Afogo-me de amar-te
Tudo acendia novamente. Aquela velha e e conhecida sensação de euforia interna, onde os olhos piscam mais rápido, o pulsar é mais latente, e aqui por dentro, bem no fundo, a gente sente quase um aconchego.
De novo a gente vai se permitindo, mesmo que relutante, entregarmo-nos à uma essência qualquer. E, aos poucos, bem aos poucos, bem aos suspiros, bem aos devaneios que insistimos em negar, vamos permitindo essa besteira de suspiros mais fundos e mãos que se apertam na angústia desenfreada de querer mas não pertencer.
Ah minha menina, mal sabe você como me sinto. Mal sabe quantas letras e canções te renego em voz alta, mas em silêncio, em solidão, me assumo berrante, gritante: te consumo, te almejo, te devoro com palavras de querer-te e amar-te e usufruir de sua essência doce. E sua calmaria que me equilibra a euforia, e seus olhos viajantes e sua liberdade de nunca me ser.

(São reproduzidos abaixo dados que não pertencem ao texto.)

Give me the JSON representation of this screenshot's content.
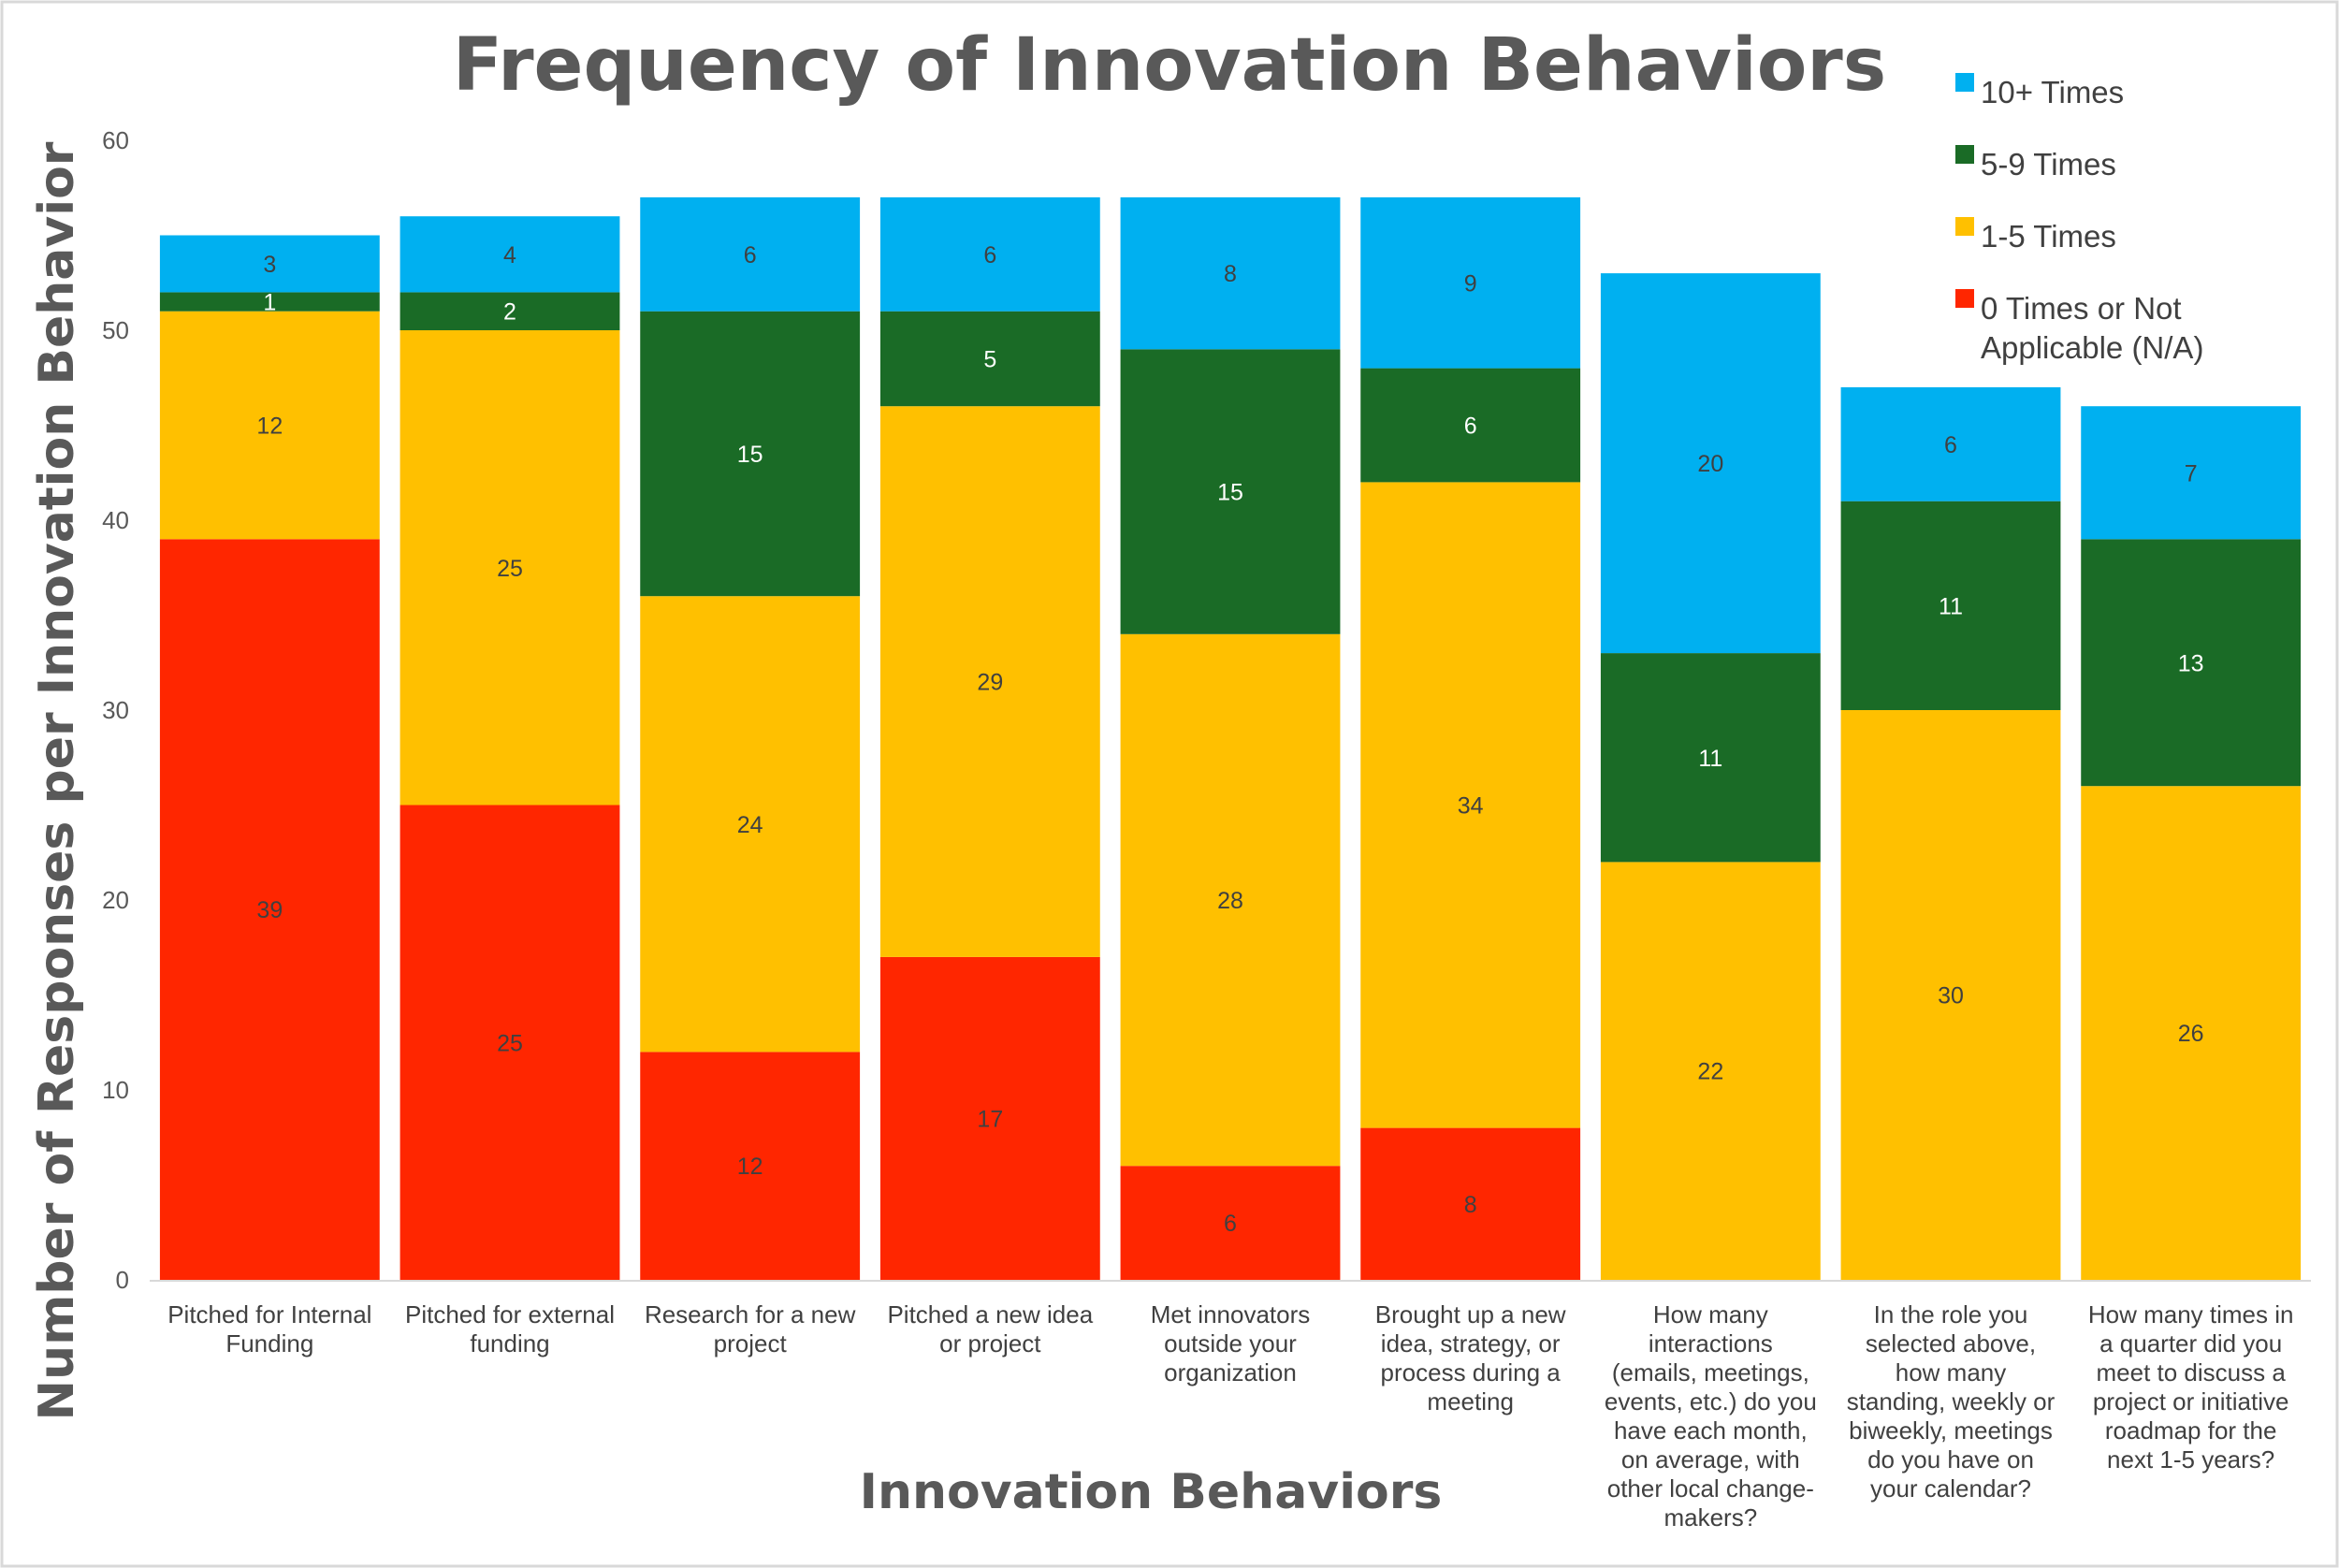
{
  "chart_data": {
    "type": "bar",
    "stacked": true,
    "title": "Frequency of Innovation Behaviors",
    "xlabel": "Innovation Behaviors",
    "ylabel": "Number of Responses per Innovation Behavior",
    "ylim": [
      0,
      60
    ],
    "yticks": [
      0,
      10,
      20,
      30,
      40,
      50,
      60
    ],
    "categories": [
      "Pitched for Internal Funding",
      "Pitched for external funding",
      "Research for a new project",
      "Pitched a new idea or project",
      "Met innovators outside your organization",
      "Brought up a new idea, strategy, or process during a meeting",
      "How many interactions (emails, meetings, events, etc.) do you have each month, on average, with other local change-makers?",
      "In the role you selected above, how many standing, weekly or biweekly, meetings do you have on your calendar?",
      "How many times in a quarter did you meet to discuss a project or initiative roadmap for the next 1-5 years?"
    ],
    "category_lines": [
      [
        "Pitched for Internal",
        "Funding"
      ],
      [
        "Pitched for external",
        "funding"
      ],
      [
        "Research for a new",
        "project"
      ],
      [
        "Pitched a new idea",
        "or project"
      ],
      [
        "Met innovators",
        "outside your",
        "organization"
      ],
      [
        "Brought up a new",
        "idea, strategy, or",
        "process during a",
        "meeting"
      ],
      [
        "How many",
        "interactions",
        "(emails, meetings,",
        "events, etc.) do you",
        "have each month,",
        "on average, with",
        "other local change-",
        "makers?"
      ],
      [
        "In the role you",
        "selected above,",
        "how many",
        "standing, weekly or",
        "biweekly, meetings",
        "do you have on",
        "your calendar?"
      ],
      [
        "How many times in",
        "a quarter did you",
        "meet to discuss a",
        "project or initiative",
        "roadmap for the",
        "next 1-5 years?"
      ]
    ],
    "series": [
      {
        "name": "0 Times or Not Applicable (N/A)",
        "legend_lines": [
          "0 Times or Not",
          "Applicable (N/A)"
        ],
        "color": "#FF2600",
        "label_light": false,
        "values": [
          39,
          25,
          12,
          17,
          6,
          8,
          null,
          null,
          null
        ]
      },
      {
        "name": "1-5 Times",
        "legend_lines": [
          "1-5 Times"
        ],
        "color": "#FFC000",
        "label_light": false,
        "values": [
          12,
          25,
          24,
          29,
          28,
          34,
          22,
          30,
          26
        ]
      },
      {
        "name": "5-9 Times",
        "legend_lines": [
          "5-9 Times"
        ],
        "color": "#1A6B26",
        "label_light": true,
        "values": [
          1,
          2,
          15,
          5,
          15,
          6,
          11,
          11,
          13
        ]
      },
      {
        "name": "10+ Times",
        "legend_lines": [
          "10+ Times"
        ],
        "color": "#00B0F0",
        "label_light": false,
        "values": [
          3,
          4,
          6,
          6,
          8,
          9,
          20,
          6,
          7
        ]
      }
    ],
    "legend_order": [
      3,
      2,
      1,
      0
    ],
    "legend_position": "top-right",
    "grid": false
  }
}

Mas, quando a realidade da sua liberdade me atinge, me percebo tão assustadoramente distante e ausente e borrada na sua vida. Porque ter amor não me faz amor. E dar amor não me faz digna do ser amável. Porque eu não te amo! Eu te preciso, eu te admiro, eu te desejo na mais pura ânsia de desejar-te. Porque não te amo, mas destroço-me em grandes e pequenas, ínfimas, quase migalhas, partes do meu eu quando me percebo na sua ausência.

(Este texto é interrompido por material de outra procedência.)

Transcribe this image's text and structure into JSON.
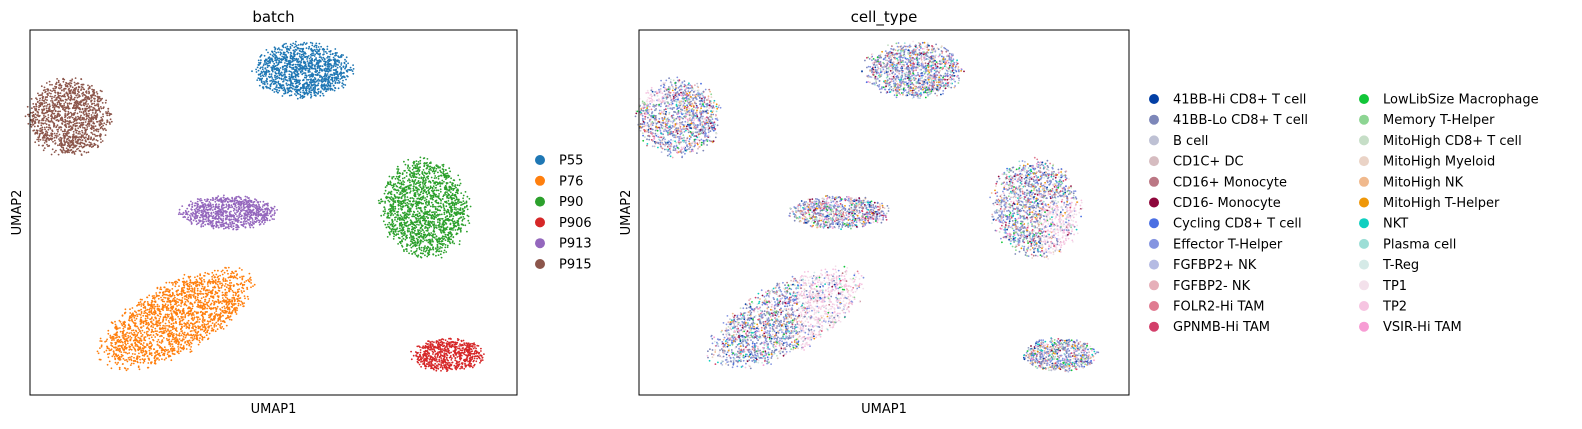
{
  "chart_data": [
    {
      "type": "scatter",
      "title": "batch",
      "xlabel": "UMAP1",
      "ylabel": "UMAP2",
      "xlim": [
        0,
        10
      ],
      "ylim": [
        0,
        10
      ],
      "grid": false,
      "ticks": false,
      "legend_position": "right",
      "legend_columns": 1,
      "legend": [
        {
          "name": "P55",
          "color": "#1f77b4"
        },
        {
          "name": "P76",
          "color": "#ff7f0e"
        },
        {
          "name": "P90",
          "color": "#2ca02c"
        },
        {
          "name": "P906",
          "color": "#d62728"
        },
        {
          "name": "P913",
          "color": "#9467bd"
        },
        {
          "name": "P915",
          "color": "#8c564b"
        }
      ],
      "clusters": [
        {
          "category": "P55",
          "cx": 5.6,
          "cy": 8.9,
          "rx": 1.0,
          "ry": 0.75,
          "rot": 0,
          "n": 1300
        },
        {
          "category": "P915",
          "cx": 0.8,
          "cy": 7.6,
          "rx": 0.85,
          "ry": 1.05,
          "rot": 0,
          "n": 1300
        },
        {
          "category": "P913",
          "cx": 4.1,
          "cy": 5.0,
          "rx": 1.0,
          "ry": 0.45,
          "rot": 0,
          "n": 900
        },
        {
          "category": "P90",
          "cx": 8.1,
          "cy": 5.1,
          "rx": 0.9,
          "ry": 1.35,
          "rot": -12,
          "n": 1700
        },
        {
          "category": "P76",
          "cx": 3.0,
          "cy": 2.1,
          "rx": 1.7,
          "ry": 0.95,
          "rot": -28,
          "n": 2000
        },
        {
          "category": "P906",
          "cx": 8.6,
          "cy": 1.1,
          "rx": 0.75,
          "ry": 0.45,
          "rot": 0,
          "n": 700
        }
      ]
    },
    {
      "type": "scatter",
      "title": "cell_type",
      "xlabel": "UMAP1",
      "ylabel": "UMAP2",
      "xlim": [
        0,
        10
      ],
      "ylim": [
        0,
        10
      ],
      "grid": false,
      "ticks": false,
      "legend_position": "right",
      "legend_columns": 2,
      "legend": [
        {
          "name": "41BB-Hi CD8+ T cell",
          "color": "#023fa5"
        },
        {
          "name": "41BB-Lo CD8+ T cell",
          "color": "#7d87b9"
        },
        {
          "name": "B cell",
          "color": "#bec1d4"
        },
        {
          "name": "CD1C+ DC",
          "color": "#d6bcc0"
        },
        {
          "name": "CD16+ Monocyte",
          "color": "#bb7784"
        },
        {
          "name": "CD16- Monocyte",
          "color": "#8e063b"
        },
        {
          "name": "Cycling CD8+ T cell",
          "color": "#4a6fe3"
        },
        {
          "name": "Effector T-Helper",
          "color": "#8595e1"
        },
        {
          "name": "FGFBP2+ NK",
          "color": "#b5bbe3"
        },
        {
          "name": "FGFBP2- NK",
          "color": "#e6afb9"
        },
        {
          "name": "FOLR2-Hi TAM",
          "color": "#e07b91"
        },
        {
          "name": "GPNMB-Hi TAM",
          "color": "#d33f6a"
        },
        {
          "name": "LowLibSize Macrophage",
          "color": "#11c638"
        },
        {
          "name": "Memory T-Helper",
          "color": "#8dd593"
        },
        {
          "name": "MitoHigh CD8+ T cell",
          "color": "#c6dec7"
        },
        {
          "name": "MitoHigh Myeloid",
          "color": "#ead3c6"
        },
        {
          "name": "MitoHigh NK",
          "color": "#f0b98d"
        },
        {
          "name": "MitoHigh T-Helper",
          "color": "#ef9708"
        },
        {
          "name": "NKT",
          "color": "#0fcfc0"
        },
        {
          "name": "Plasma cell",
          "color": "#9cded6"
        },
        {
          "name": "T-Reg",
          "color": "#d5eae7"
        },
        {
          "name": "TP1",
          "color": "#f3e1eb"
        },
        {
          "name": "TP2",
          "color": "#f6c4e1"
        },
        {
          "name": "VSIR-Hi TAM",
          "color": "#f79cd4"
        }
      ],
      "clusters": [
        {
          "batch": "P55",
          "cx": 5.6,
          "cy": 8.9,
          "rx": 1.0,
          "ry": 0.75,
          "rot": 0,
          "n": 1300
        },
        {
          "batch": "P915",
          "cx": 0.8,
          "cy": 7.6,
          "rx": 0.85,
          "ry": 1.05,
          "rot": 0,
          "n": 1300
        },
        {
          "batch": "P913",
          "cx": 4.1,
          "cy": 5.0,
          "rx": 1.0,
          "ry": 0.45,
          "rot": 0,
          "n": 900
        },
        {
          "batch": "P90",
          "cx": 8.1,
          "cy": 5.1,
          "rx": 0.9,
          "ry": 1.35,
          "rot": -12,
          "n": 1700
        },
        {
          "batch": "P76",
          "cx": 3.0,
          "cy": 2.1,
          "rx": 1.7,
          "ry": 0.95,
          "rot": -28,
          "n": 2000
        },
        {
          "batch": "P906",
          "cx": 8.6,
          "cy": 1.1,
          "rx": 0.75,
          "ry": 0.45,
          "rot": 0,
          "n": 700
        }
      ]
    }
  ]
}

Eu me repito todos os dias que não é, não pode ser amor. Porque mantenho distante. Porque mantenho ausente. Porque não sei ser e ter e querer amor, e, ainda assim, continuar a ser quem sou, ou quem acho que sou. Porque amor rouba a essência, porque amor rouba-me de mim e me deixa a esmo. Pairando na mais absoluta falta de ser.
Não pode ser amor, porque amor de um não se faz, e meu amor de dois não se rende.

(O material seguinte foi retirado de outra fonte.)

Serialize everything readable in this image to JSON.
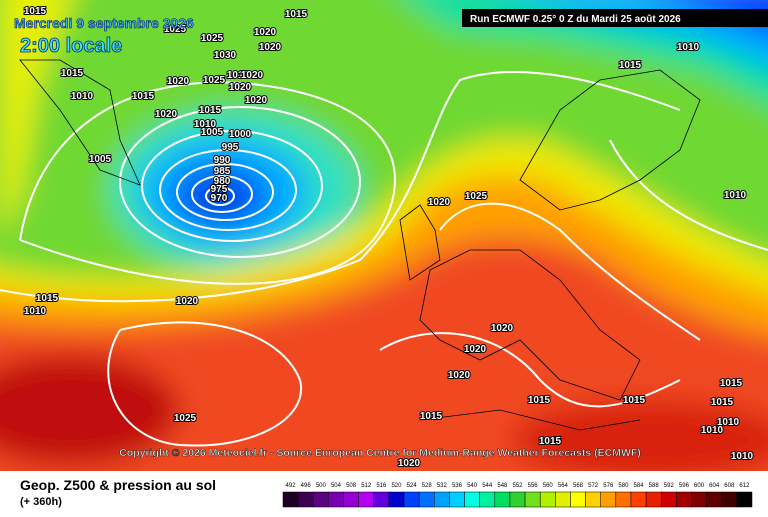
{
  "header": {
    "date": "Mercredi 9 septembre 2026",
    "time": "2:00 locale",
    "run": "Run ECMWF 0.25° 0 Z du Mardi 25 août 2026"
  },
  "copyright": "Copyright © 2026 Meteociel.fr - Source European Centre for Medium-Range Weather Forecasts (ECMWF)",
  "footer": {
    "title": "Geop. Z500 & pression au sol",
    "lead": "(+ 360h)"
  },
  "scale": [
    {
      "label": "492",
      "color": "#1e0022"
    },
    {
      "label": "496",
      "color": "#3c0050"
    },
    {
      "label": "500",
      "color": "#5a0080"
    },
    {
      "label": "504",
      "color": "#7800b0"
    },
    {
      "label": "508",
      "color": "#9600d0"
    },
    {
      "label": "512",
      "color": "#b400f0"
    },
    {
      "label": "516",
      "color": "#6000e0"
    },
    {
      "label": "520",
      "color": "#0000d0"
    },
    {
      "label": "524",
      "color": "#0040ff"
    },
    {
      "label": "528",
      "color": "#0070ff"
    },
    {
      "label": "532",
      "color": "#00a0ff"
    },
    {
      "label": "536",
      "color": "#00d0ff"
    },
    {
      "label": "540",
      "color": "#00ffe0"
    },
    {
      "label": "544",
      "color": "#00f0a0"
    },
    {
      "label": "548",
      "color": "#00e060"
    },
    {
      "label": "552",
      "color": "#30d030"
    },
    {
      "label": "556",
      "color": "#70e020"
    },
    {
      "label": "560",
      "color": "#b0f000"
    },
    {
      "label": "564",
      "color": "#e0f000"
    },
    {
      "label": "568",
      "color": "#ffff00"
    },
    {
      "label": "572",
      "color": "#ffd000"
    },
    {
      "label": "576",
      "color": "#ffa000"
    },
    {
      "label": "580",
      "color": "#ff7000"
    },
    {
      "label": "584",
      "color": "#ff4000"
    },
    {
      "label": "588",
      "color": "#e82000"
    },
    {
      "label": "592",
      "color": "#d00000"
    },
    {
      "label": "596",
      "color": "#a00000"
    },
    {
      "label": "600",
      "color": "#800000"
    },
    {
      "label": "604",
      "color": "#600000"
    },
    {
      "label": "608",
      "color": "#400000"
    },
    {
      "label": "612",
      "color": "#000000"
    }
  ],
  "isobars": [
    "1015",
    "1015",
    "1025",
    "1020",
    "1025",
    "1020",
    "1010",
    "1030",
    "1015",
    "1020",
    "1025",
    "1010",
    "1020",
    "1020",
    "1015",
    "1010",
    "1015",
    "1020",
    "1020",
    "1015",
    "1010",
    "1005",
    "1000",
    "995",
    "990",
    "985",
    "980",
    "975",
    "970",
    "1005",
    "1025",
    "1020",
    "1010",
    "1015",
    "1010",
    "1020",
    "1020",
    "1020",
    "1020",
    "1015",
    "1015",
    "1015",
    "1015",
    "1015",
    "1025",
    "1010",
    "1015",
    "1010",
    "1010",
    "1020"
  ]
}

Repito-me, minha menina, "deixa que ela fuja com toda a liberdade que ela detém". Foge, menina, foge e leva tua alma cantante e sussurrante pra longe de mim, pois não me suporto amando-te. Não me suporto sobrevivendo nessa minha descostura de você. Pois, se um dia eu ousasse dizer-te, pronunciar-te meu âmago precisante de ti, eu morreria nas minhas próprias palavras. Me perderia, me doaria tão essencialmente a ti, que nada mais me restaria senão viver-te, mesmo na distância do nosso ser.
Porque eu não sei, menina, não sei ser a pessoa da vida de alguém... nem da minha própria.